A new Android Trojan has been lurking under a fake app that tries to mimic a Flash Player update, ESET discovered this week.
The Android/TrojanDownloader Agent JI is able to download and execute additional malware, which is capable of emptying bank accounts or conducting ransomware attacks.
The Trojan is delivered through compromised websites such as social media and ‘adult’ sites. ESET says that the Trojan uses ‘safety measures’ as the reason to target users in the fake Flash update.
“This particular Trojan has been built so other malware can be downloaded. When our analysts looked at this downloader, its real payload was designed to steal money from bank accounts.
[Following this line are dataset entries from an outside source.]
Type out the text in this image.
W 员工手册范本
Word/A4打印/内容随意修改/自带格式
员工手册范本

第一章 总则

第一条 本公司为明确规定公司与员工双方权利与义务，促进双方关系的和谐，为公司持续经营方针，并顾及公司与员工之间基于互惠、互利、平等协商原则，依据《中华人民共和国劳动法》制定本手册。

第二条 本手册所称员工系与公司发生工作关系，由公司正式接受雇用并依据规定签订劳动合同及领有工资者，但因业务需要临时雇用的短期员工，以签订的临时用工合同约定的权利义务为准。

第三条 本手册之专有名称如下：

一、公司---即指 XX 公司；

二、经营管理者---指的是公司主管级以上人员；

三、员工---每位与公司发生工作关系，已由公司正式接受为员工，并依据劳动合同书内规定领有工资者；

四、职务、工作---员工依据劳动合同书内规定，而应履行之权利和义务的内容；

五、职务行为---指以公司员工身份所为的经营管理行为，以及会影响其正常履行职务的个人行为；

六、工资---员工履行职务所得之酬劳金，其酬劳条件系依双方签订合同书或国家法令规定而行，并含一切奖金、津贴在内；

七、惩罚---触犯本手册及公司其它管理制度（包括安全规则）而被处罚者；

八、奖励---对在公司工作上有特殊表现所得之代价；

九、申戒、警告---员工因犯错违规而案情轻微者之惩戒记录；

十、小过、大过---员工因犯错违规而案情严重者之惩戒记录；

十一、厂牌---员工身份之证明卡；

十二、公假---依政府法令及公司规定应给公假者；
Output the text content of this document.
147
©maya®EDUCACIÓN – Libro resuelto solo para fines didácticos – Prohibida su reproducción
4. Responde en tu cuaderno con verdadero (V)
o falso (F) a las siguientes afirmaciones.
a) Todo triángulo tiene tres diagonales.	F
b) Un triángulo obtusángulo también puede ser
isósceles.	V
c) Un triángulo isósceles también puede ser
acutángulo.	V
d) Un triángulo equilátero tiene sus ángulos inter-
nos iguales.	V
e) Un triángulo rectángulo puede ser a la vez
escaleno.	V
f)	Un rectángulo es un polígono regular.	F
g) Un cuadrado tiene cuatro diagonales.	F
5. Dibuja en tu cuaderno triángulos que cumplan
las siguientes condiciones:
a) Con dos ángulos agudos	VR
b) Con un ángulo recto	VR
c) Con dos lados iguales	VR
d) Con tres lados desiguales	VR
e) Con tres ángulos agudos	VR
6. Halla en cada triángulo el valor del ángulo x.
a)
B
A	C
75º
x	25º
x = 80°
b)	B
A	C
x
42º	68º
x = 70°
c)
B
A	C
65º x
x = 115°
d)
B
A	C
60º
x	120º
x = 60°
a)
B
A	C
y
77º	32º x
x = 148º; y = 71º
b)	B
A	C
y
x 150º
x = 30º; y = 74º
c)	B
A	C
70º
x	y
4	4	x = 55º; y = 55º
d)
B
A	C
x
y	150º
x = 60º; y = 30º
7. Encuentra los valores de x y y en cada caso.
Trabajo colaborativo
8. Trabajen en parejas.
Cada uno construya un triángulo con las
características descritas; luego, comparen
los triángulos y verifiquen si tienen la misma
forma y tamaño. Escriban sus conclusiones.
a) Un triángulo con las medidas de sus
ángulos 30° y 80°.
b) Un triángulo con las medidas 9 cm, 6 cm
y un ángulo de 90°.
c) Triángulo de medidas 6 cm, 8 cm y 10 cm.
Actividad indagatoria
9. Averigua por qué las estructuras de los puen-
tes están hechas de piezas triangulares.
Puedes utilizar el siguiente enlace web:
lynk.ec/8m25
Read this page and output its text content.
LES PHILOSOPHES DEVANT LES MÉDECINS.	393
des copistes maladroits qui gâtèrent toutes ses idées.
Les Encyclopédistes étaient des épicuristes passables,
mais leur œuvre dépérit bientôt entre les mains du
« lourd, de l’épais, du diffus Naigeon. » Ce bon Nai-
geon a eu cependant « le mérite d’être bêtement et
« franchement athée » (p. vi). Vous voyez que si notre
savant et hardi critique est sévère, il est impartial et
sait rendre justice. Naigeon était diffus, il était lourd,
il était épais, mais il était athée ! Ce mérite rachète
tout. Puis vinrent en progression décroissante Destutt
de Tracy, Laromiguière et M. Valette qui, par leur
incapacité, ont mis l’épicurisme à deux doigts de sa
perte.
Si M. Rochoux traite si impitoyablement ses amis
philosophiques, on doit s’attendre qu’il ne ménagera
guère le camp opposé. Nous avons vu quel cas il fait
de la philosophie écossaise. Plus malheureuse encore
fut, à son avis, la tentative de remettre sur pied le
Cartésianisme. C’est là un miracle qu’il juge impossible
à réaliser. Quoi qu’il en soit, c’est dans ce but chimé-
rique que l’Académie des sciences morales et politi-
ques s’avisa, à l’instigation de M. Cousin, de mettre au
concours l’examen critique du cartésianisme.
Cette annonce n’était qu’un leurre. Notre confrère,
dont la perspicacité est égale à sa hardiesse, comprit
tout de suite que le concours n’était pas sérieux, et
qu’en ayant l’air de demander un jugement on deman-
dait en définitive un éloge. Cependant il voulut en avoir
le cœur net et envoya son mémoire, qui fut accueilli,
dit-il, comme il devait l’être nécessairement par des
However, it would take only the cybercriminals distributing this downloader to change the payload malware for the user to get served with spyware or ransomware,” says Nick FitzGerald, ESET senior research fellow.
The Flash update screen looks genuine enough, however those that fall for the scam are then prompted of a successful install. The malware then creates a ‘Saving Battery’ service that wants access to permissions in Android’s Accessibility functions.
Those permissions are ‘monitor your actions, retrieve window content and turn on Explore by touch’, all of which enable attackers to copy user clicks and select anything on the screen.
Meanwhile, the Flash malware hides its icon and communicates with the C&C server and provides information about the infected device. The server can then deliver a URL with other malware. The compromised device then shows a fake lock screen with no option to close it, disguising all malicious activity.
ESET provides the following tips for users to find out if they have been infected:
"The key indicator of whether a device has been infected with this malware is the presence of a “Saving Battery” option amongst Services in the Accessibility menu.
Denying the service its permissions will not get rid of Android/TrojanDownloader.Agent.JI. To remove the downloader, try manually uninstalling the app from Settings -> Application Manager -> Flash-Player.
In some instances, the user has been successfully tricked into granting Device administrator rights to the app. In such a case, it is necessary to deactivate the administrator rights first, by going to Settings -> Security -> Flash-Player, before uninstalling."
To avoid infection, Fitzgerald offers some key pointers:
“There is no Adobe Flash Player for Android, so if you have installed one, warned that your version needs updating, or installed that “update”, you should install a security product and scan the whole device, as you have been duped and most likely have something undesirable running on your device.”